PEARY, ADMIRAL ROBERT EDWIN

SOMETIMES SECOND EFFORT IS JUST not enough. As recently as 1886 it was thought that the North Pole was located in Greenland, but while exploring there, Admiral  (and surveyor) Robert Peary deduced that it was actually farther away. Driven by a fascination with the polar regions dating from his student days, and a desire for fame
he confided in a letter to his mother (“I must have it”), he was committed to be  the first to find the exact location of the North Pole, the first to stand on the top of the world. His  desires  were very strong indeed. Braving unimaginable hardship,  Peary tried and failed seven times to reach the North Pole, breaking a leg and losing toes to frostbite. But some 756 other men had died trying—at least he was still alive.
Friends and colleagues urged him to forget his dream and give up, but he also had his partisans and stalwarts, none more helpful than his wife, Josephine. Had Peary been locked away in a Turkish prison, she would have found a way to get him out. As it was, in 1895, he was in straits almost as bad:  marooned in northern Greenland without a ship to carry him home. Peary could have traveled over land south to civilization, but then he would have had to take a ship to Denmark and then back to the United States.

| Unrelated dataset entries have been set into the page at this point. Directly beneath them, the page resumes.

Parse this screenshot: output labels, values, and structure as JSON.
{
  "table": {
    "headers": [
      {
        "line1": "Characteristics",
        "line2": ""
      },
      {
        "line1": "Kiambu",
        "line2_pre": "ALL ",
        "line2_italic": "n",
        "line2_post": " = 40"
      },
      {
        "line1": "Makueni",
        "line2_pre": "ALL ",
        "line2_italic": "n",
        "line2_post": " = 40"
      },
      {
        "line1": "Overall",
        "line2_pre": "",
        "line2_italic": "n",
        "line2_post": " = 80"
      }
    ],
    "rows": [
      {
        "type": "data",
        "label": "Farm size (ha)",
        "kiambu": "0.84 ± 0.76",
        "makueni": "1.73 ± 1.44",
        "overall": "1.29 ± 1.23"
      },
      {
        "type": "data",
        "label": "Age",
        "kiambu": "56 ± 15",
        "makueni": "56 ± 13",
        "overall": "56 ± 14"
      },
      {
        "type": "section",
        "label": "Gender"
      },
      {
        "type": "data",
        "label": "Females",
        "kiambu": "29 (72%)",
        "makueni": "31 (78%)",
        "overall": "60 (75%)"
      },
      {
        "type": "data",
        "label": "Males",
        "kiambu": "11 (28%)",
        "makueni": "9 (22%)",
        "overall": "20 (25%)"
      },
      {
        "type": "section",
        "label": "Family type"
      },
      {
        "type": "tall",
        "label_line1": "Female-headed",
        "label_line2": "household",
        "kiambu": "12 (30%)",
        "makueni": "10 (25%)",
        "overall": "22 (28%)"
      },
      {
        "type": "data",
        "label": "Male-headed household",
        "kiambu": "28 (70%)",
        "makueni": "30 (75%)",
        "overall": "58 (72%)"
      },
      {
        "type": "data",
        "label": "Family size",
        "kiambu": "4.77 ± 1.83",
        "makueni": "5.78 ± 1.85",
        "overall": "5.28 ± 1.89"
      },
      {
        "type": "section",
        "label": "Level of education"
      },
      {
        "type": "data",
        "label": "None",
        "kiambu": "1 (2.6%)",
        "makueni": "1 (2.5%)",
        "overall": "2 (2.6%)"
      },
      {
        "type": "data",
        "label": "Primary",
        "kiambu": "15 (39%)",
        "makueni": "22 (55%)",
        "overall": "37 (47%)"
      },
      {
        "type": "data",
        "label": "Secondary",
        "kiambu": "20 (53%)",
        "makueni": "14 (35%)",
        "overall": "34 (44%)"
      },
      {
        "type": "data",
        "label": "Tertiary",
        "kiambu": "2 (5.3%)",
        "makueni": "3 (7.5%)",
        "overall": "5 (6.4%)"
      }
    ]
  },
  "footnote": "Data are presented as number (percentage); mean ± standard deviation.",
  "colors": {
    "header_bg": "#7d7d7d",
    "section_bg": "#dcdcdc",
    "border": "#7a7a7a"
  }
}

Josephine couldn’t bear to be without him that long. Instead, she started what writer Napoleon Hill would have called a “mastermind group.” She contacted a number of wealthy individuals, like Morris K. Jesup, millionaire founder of the YMCA, and raised $12,000 to hire a ship to fetch her husband. Peary  made it home tired, defeated, and talking of quitting. But after resuming his job at the Brooklyn Navy  Yard and having time to regain his spirit, strength, and stamina, and after he spent sometime on the lecture circuit, soon enough his vision took over again and he was raising funds for another journey.
His fund-raising took a huge leap forward with the incorporation of his “mastermind group” as the Peary
Arctic Club in 1904. The group included some of the most accomplished, wealthiest Americans, including
President Teddy Roosevelt and many corporate luminaries. The club raised funds for a state-of-the-art vessel to carry Peary to the North Pole. It was the first icebreaker ever constructed; the 614-ton powerhouse featured steelsheathed, thirty-inch wood hulls, oversized propellers, and engines powered
by multiple boilers. It cost some $100,000, a staggering sum at the time. It was completed in
1905 and named Roosevelt, after the president and club member.
Thus fortified, Peary set out for the North Pole a seventh and then finally an  eighth time. Accompanied by his explorer partner African-American Matthew Henson, four Eskimos, and a team of part-wolf sled dogs, he finally reached his goal on April 6, 1909—his life’s work achieved, his lifelong goal met.  (However, others claim another explorer, Frederick Cook, beat  Peary to it, and a controversy ensues to this day.)
First or second, Peary was a casebook of determination. At Arlington National Cemetery, his grave site is
Topped by a huge globe with his personal credo that may be freshly adopted by any comeback seeker who needs more than just second effort: Inveniam viam aut  facium , “I shall find a way or make one.”